Zinssenkungen wird es 2024 in den USA den Experten zufolge mehrere geben. "Drei bis vier werden vom Markt derzeit erwartet", so Feingold. "Das spricht für eine erste Absenkung bereits im Frühjahr. Kommt diese allerdings nicht, birgt das Enttäuschungspotenzial", erklärt er. "Anleger sollten vor allem die Zinspolitik der Notenbanken 2024 im Auge behalten - und sie sollten diversifizieren", sagt Albrecht, Kitta & Co.-Gesellschafter Riehemann.
Wieviel ist denn nun drin?
"Technologie insgesamt bleibt weiterhin interessant, in allen möglichen Ausprägungen", führt Riehemann aus. "Die Magnificent Seven spielen dabei allein schon ob ihrer hohen Gewichtung eine große Rolle", sagt er mit Blick auf Alphabet, Amazon, Apple, Meta, Microsoft, Nvidia und Tesla. "Immer wenn ein Indexkauf auf den S&P-500 oder den MSCI World stattfindet, profitieren diese Titel überproportional zu anderen Werten. Dadurch klettern deren Bewertungen weiter."
"Halbleiter werden nahezu überall gebraucht, die Chipwerte dürften deshalb auch 2024 im Anlegerfokus stehen", sagt auch Fiduka-Geschäftsführer Herrmann und spricht von einem "Super-Zyklus" im Chipbereich. "Im DAX könnte das Infineon befeuern. Zudem könnten klassische Wachstumswerte wieder verstärkt in den Blick rücken."

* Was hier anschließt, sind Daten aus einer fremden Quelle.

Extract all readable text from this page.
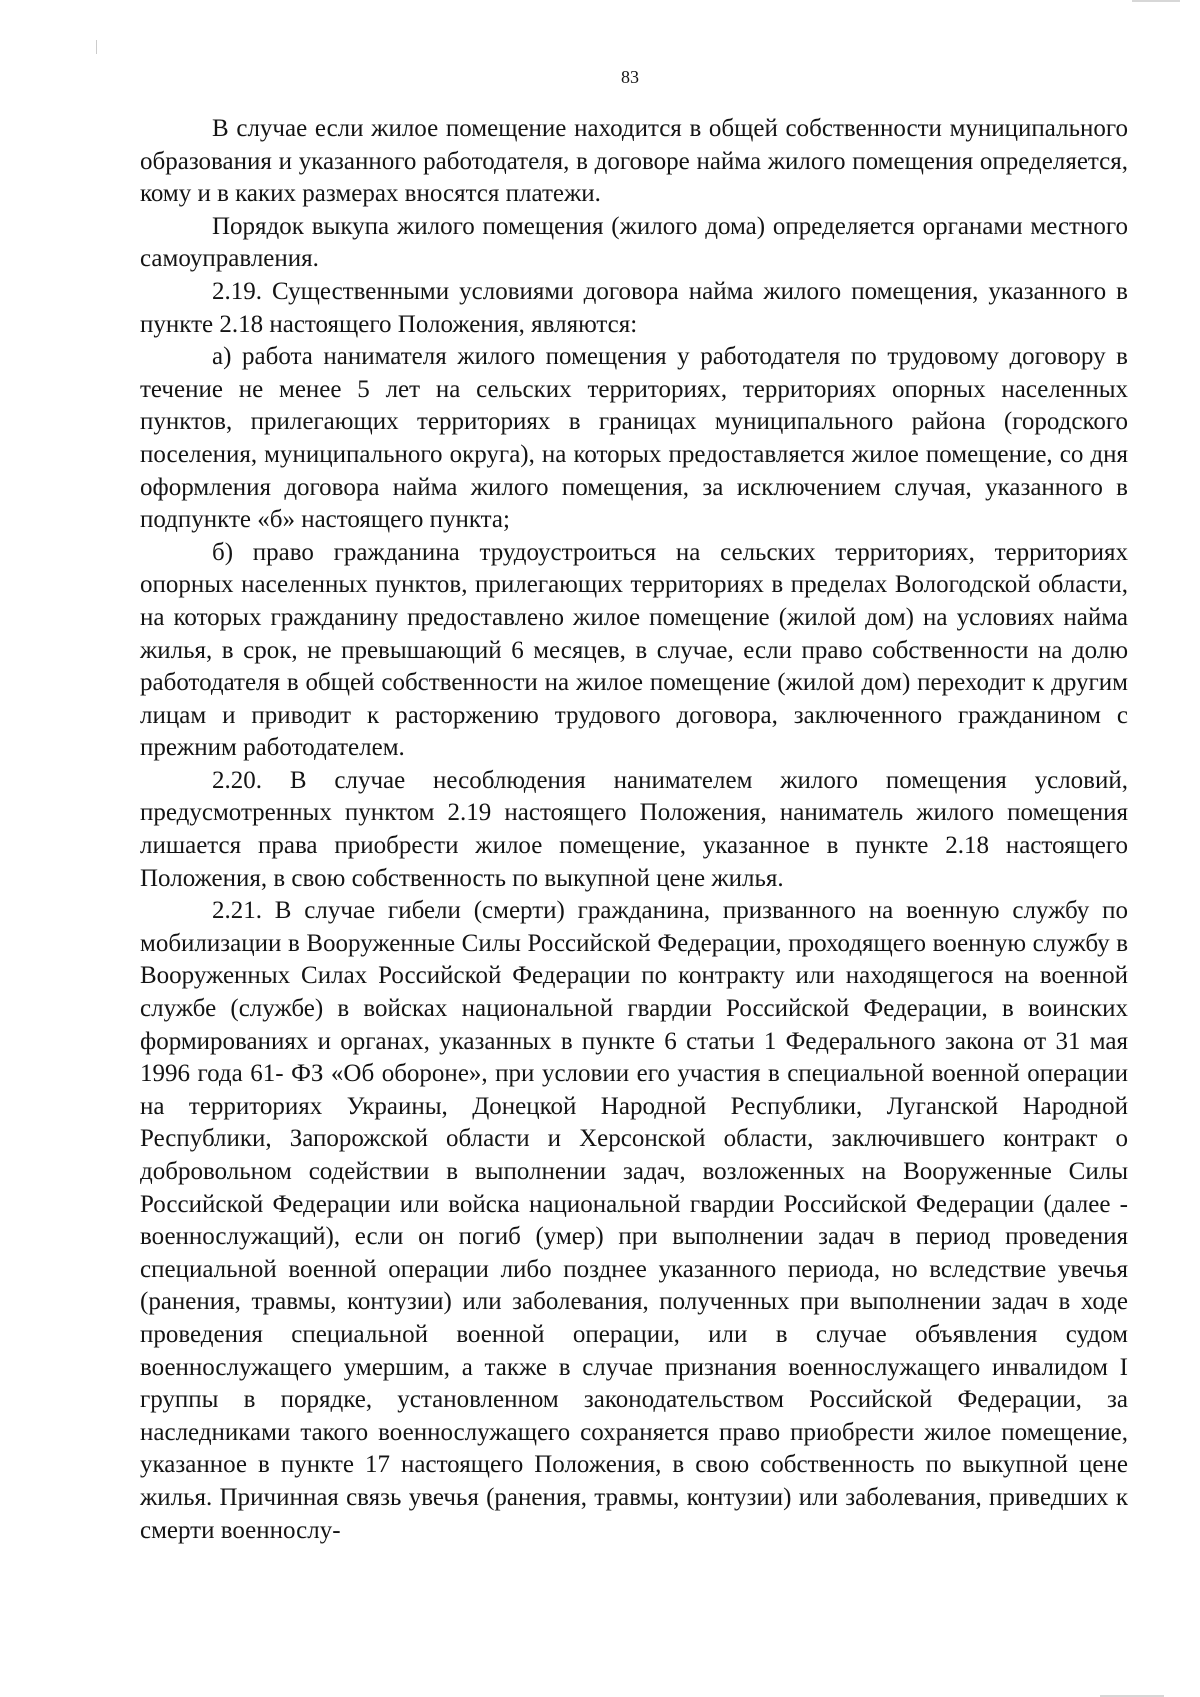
83

В случае если жилое помещение находится в общей собственности муниципального образования и указанного работодателя, в договоре найма жилого помещения определяется, кому и в каких размерах вносятся платежи.

Порядок выкупа жилого помещения (жилого дома) определяется органами местного самоуправления.

2.19. Существенными условиями договора найма жилого помещения, указанного в пункте 2.18 настоящего Положения, являются:

а) работа нанимателя жилого помещения у работодателя по трудовому договору в течение не менее 5 лет на сельских территориях, территориях опорных населенных пунктов, прилегающих территориях в границах муниципального района (городского поселения, муниципального округа), на которых предоставляется жилое помещение, со дня оформления договора найма жилого помещения, за исключением случая, указанного в подпункте «б» настоящего пункта;

б) право гражданина трудоустроиться на сельских территориях, территориях опорных населенных пунктов, прилегающих территориях в пределах Вологодской области, на которых гражданину предоставлено жилое помещение (жилой дом) на условиях найма жилья, в срок, не превышающий 6 месяцев, в случае, если право собственности на долю работодателя в общей собственности на жилое помещение (жилой дом) переходит к другим лицам и приводит к расторжению трудового договора, заключенного гражданином с прежним работодателем.

2.20. В случае несоблюдения нанимателем жилого помещения условий, предусмотренных пунктом 2.19 настоящего Положения, наниматель жилого помещения лишается права приобрести жилое помещение, указанное в пункте 2.18 настоящего Положения, в свою собственность по выкупной цене жилья.

2.21. В случае гибели (смерти) гражданина, призванного на военную службу по мобилизации в Вооруженные Силы Российской Федерации, проходящего военную службу в Вооруженных Силах Российской Федерации по контракту или находящегося на военной службе (службе) в войсках национальной гвардии Российской Федерации, в воинских формированиях и органах, указанных в пункте 6 статьи 1 Федерального закона от 31 мая 1996 года 61- ФЗ «Об обороне», при условии его участия в специальной военной операции на территориях Украины, Донецкой Народной Республики, Луганской Народной Республики, Запорожской области и Херсонской области, заключившего контракт о добровольном содействии в выполнении задач, возложенных на Вооруженные Силы Российской Федерации или войска национальной гвардии Российской Федерации (далее - военнослужащий), если он погиб (умер) при выполнении задач в период проведения специальной военной операции либо позднее указанного периода, но вследствие увечья (ранения, травмы, контузии) или заболевания, полученных при выполнении задач в ходе проведения специальной военной операции, или в случае объявления судом военнослужащего умершим, а также в случае признания военнослужащего инвалидом I группы в порядке, установленном законодательством Российской Федерации, за наследниками такого военнослужащего сохраняется право приобрести жилое помещение, указанное в пункте 17 настоящего Положения, в свою собственность по выкупной цене жилья. Причинная связь увечья (ранения, травмы, контузии) или заболевания, приведших к смерти военнослу-
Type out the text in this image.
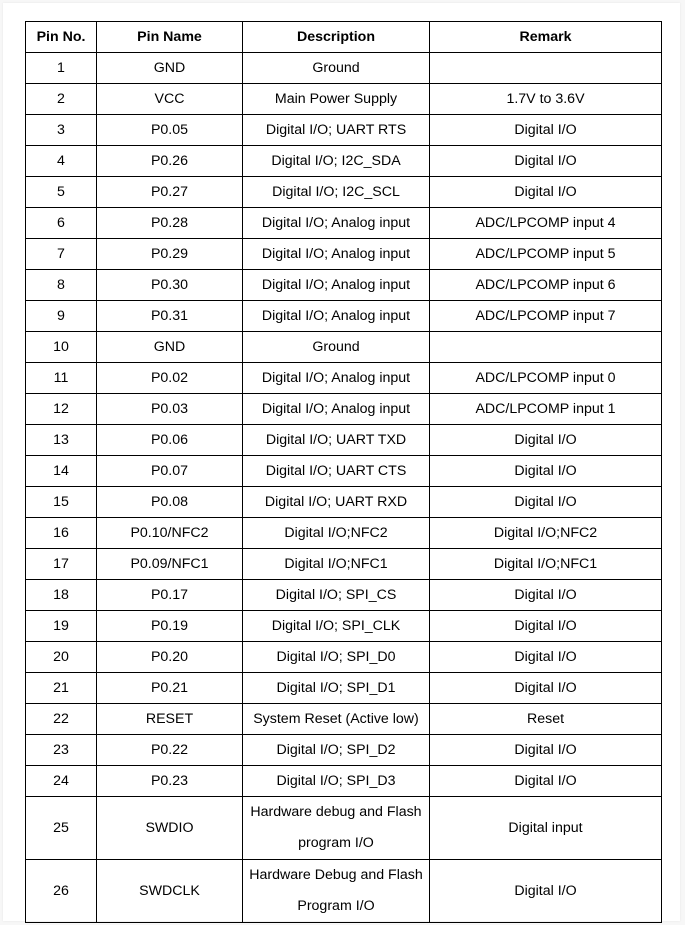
Pin No.	Pin Name	Description	Remark
1	GND	Ground	
2	VCC	Main Power Supply	1.7V to 3.6V
3	P0.05	Digital I/O; UART RTS	Digital I/O
4	P0.26	Digital I/O; I2C_SDA	Digital I/O
5	P0.27	Digital I/O; I2C_SCL	Digital I/O
6	P0.28	Digital I/O; Analog input	ADC/LPCOMP input 4
7	P0.29	Digital I/O; Analog input	ADC/LPCOMP input 5
8	P0.30	Digital I/O; Analog input	ADC/LPCOMP input 6
9	P0.31	Digital I/O; Analog input	ADC/LPCOMP input 7
10	GND	Ground	
11	P0.02	Digital I/O; Analog input	ADC/LPCOMP input 0
12	P0.03	Digital I/O; Analog input	ADC/LPCOMP input 1
13	P0.06	Digital I/O; UART TXD	Digital I/O
14	P0.07	Digital I/O; UART CTS	Digital I/O
15	P0.08	Digital I/O; UART RXD	Digital I/O
16	P0.10/NFC2	Digital I/O;NFC2	Digital I/O;NFC2
17	P0.09/NFC1	Digital I/O;NFC1	Digital I/O;NFC1
18	P0.17	Digital I/O; SPI_CS	Digital I/O
19	P0.19	Digital I/O; SPI_CLK	Digital I/O
20	P0.20	Digital I/O; SPI_D0	Digital I/O
21	P0.21	Digital I/O; SPI_D1	Digital I/O
22	RESET	System Reset (Active low)	Reset
23	P0.22	Digital I/O; SPI_D2	Digital I/O
24	P0.23	Digital I/O; SPI_D3	Digital I/O
25	SWDIO	Hardware debug and Flash program I/O	Digital input
26	SWDCLK	Hardware Debug and Flash Program I/O	Digital I/O
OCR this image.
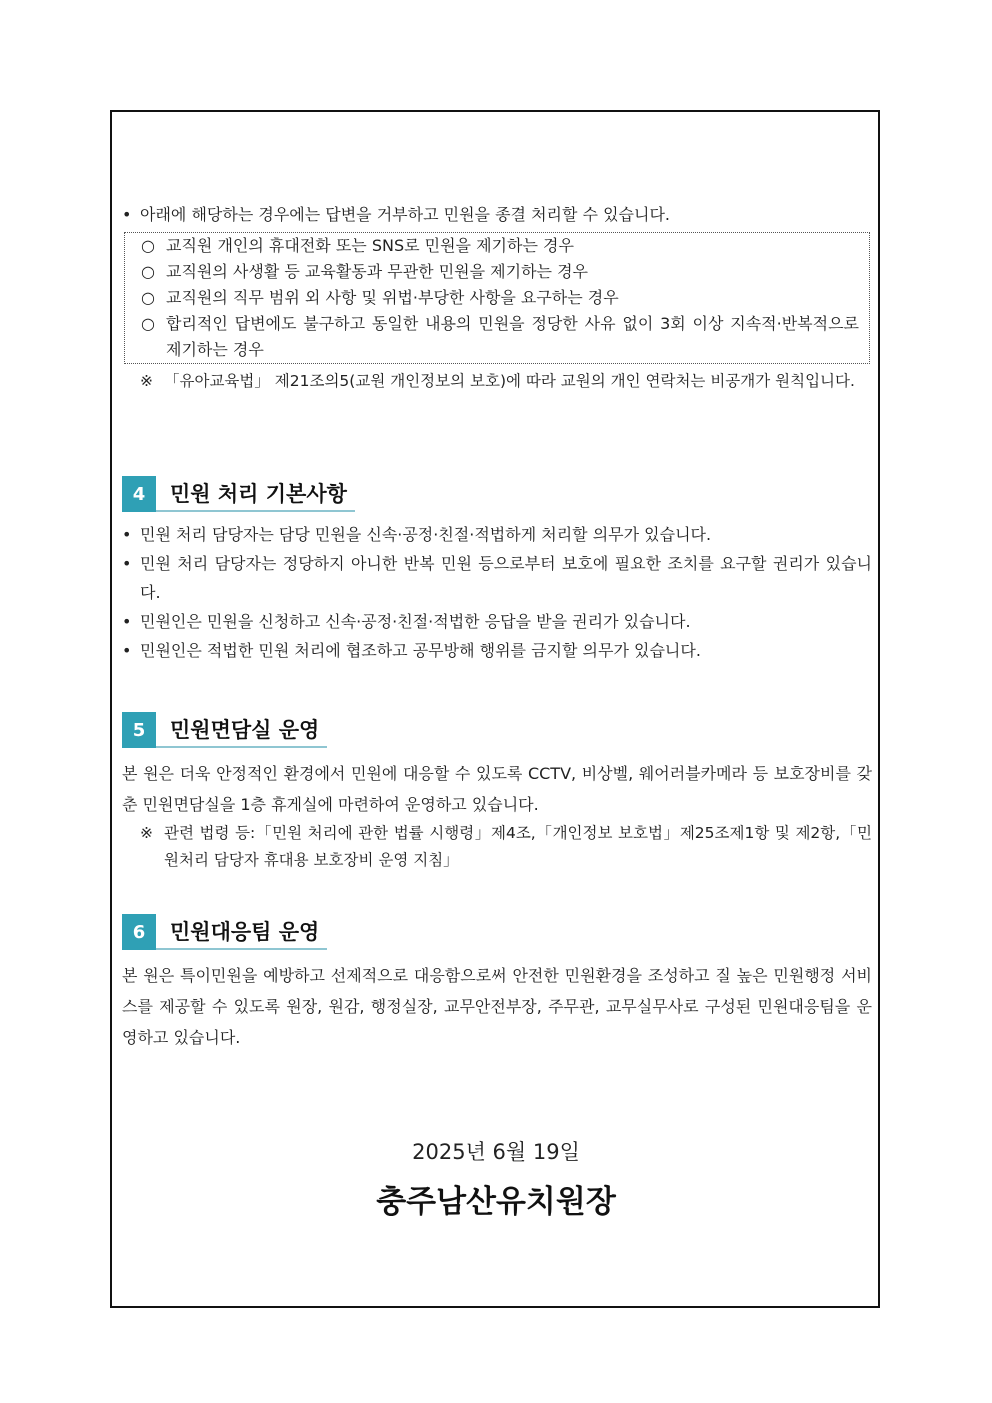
• 아래에 해당하는 경우에는 답변을 거부하고 민원을 종결 처리할 수 있습니다.
○ 교직원 개인의 휴대전화 또는 SNS로 민원을 제기하는 경우
○ 교직원의 사생활 등 교육활동과 무관한 민원을 제기하는 경우
○ 교직원의 직무 범위 외 사항 및 위법·부당한 사항을 요구하는 경우
○ 합리적인 답변에도 불구하고 동일한 내용의 민원을 정당한 사유 없이 3회 이상 지속적·반복적으로 제기하는 경우
※ 「유아교육법」 제21조의5(교원 개인정보의 보호)에 따라 교원의 개인 연락처는 비공개가 원칙입니다.
4	민원 처리 기본사항
• 민원 처리 담당자는 담당 민원을 신속·공정·친절·적법하게 처리할 의무가 있습니다.
• 민원 처리 담당자는 정당하지 아니한 반복 민원 등으로부터 보호에 필요한 조치를 요구할 권리가 있습니다.
• 민원인은 민원을 신청하고 신속·공정·친절·적법한 응답을 받을 권리가 있습니다.
• 민원인은 적법한 민원 처리에 협조하고 공무방해 행위를 금지할 의무가 있습니다.
5	민원면담실 운영
본 원은 더욱 안정적인 환경에서 민원에 대응할 수 있도록 CCTV, 비상벨, 웨어러블카메라 등 보호장비를 갖춘 민원면담실을 1층 휴게실에 마련하여 운영하고 있습니다.
※ 관련 법령 등:「민원 처리에 관한 법률 시행령」제4조,「개인정보 보호법」제25조제1항 및 제2항,「민원처리 담당자 휴대용 보호장비 운영 지침」
6	민원대응팀 운영
본 원은 특이민원을 예방하고 선제적으로 대응함으로써 안전한 민원환경을 조성하고 질 높은 민원행정 서비스를 제공할 수 있도록 원장, 원감, 행정실장, 교무안전부장, 주무관, 교무실무사로 구성된 민원대응팀을 운영하고 있습니다.
2025년 6월 19일
충주남산유치원장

Neben dem Halbleitersektor wird auch der Bereich rund um Anwendungen der Künstlichen Intelligenz (KI) weiterhin gefragt bleiben, wie Börsenmarktfachmann Feingold erklärt. "Daneben gibt es vor allem im Gesundheitsbereich Nachholbedarf. Auch Nebenwerte und Zykliker könnten 2024 gefragt sein", so Feingold. "Ganz allgemein werden die Marktgewinne aber in der Breite zulegen." Er hält beim DAX "acht bis zehn Prozent" Zuwachs für möglich und liegt so mit Herrmann auf einer Wellenlinie. Beide Experten sagen aber auch, dass "klare Vorhersagen schwierig sind". Wer weiß, vielleicht fällt 2024 auch schon die 20.000er-Marke im DAX?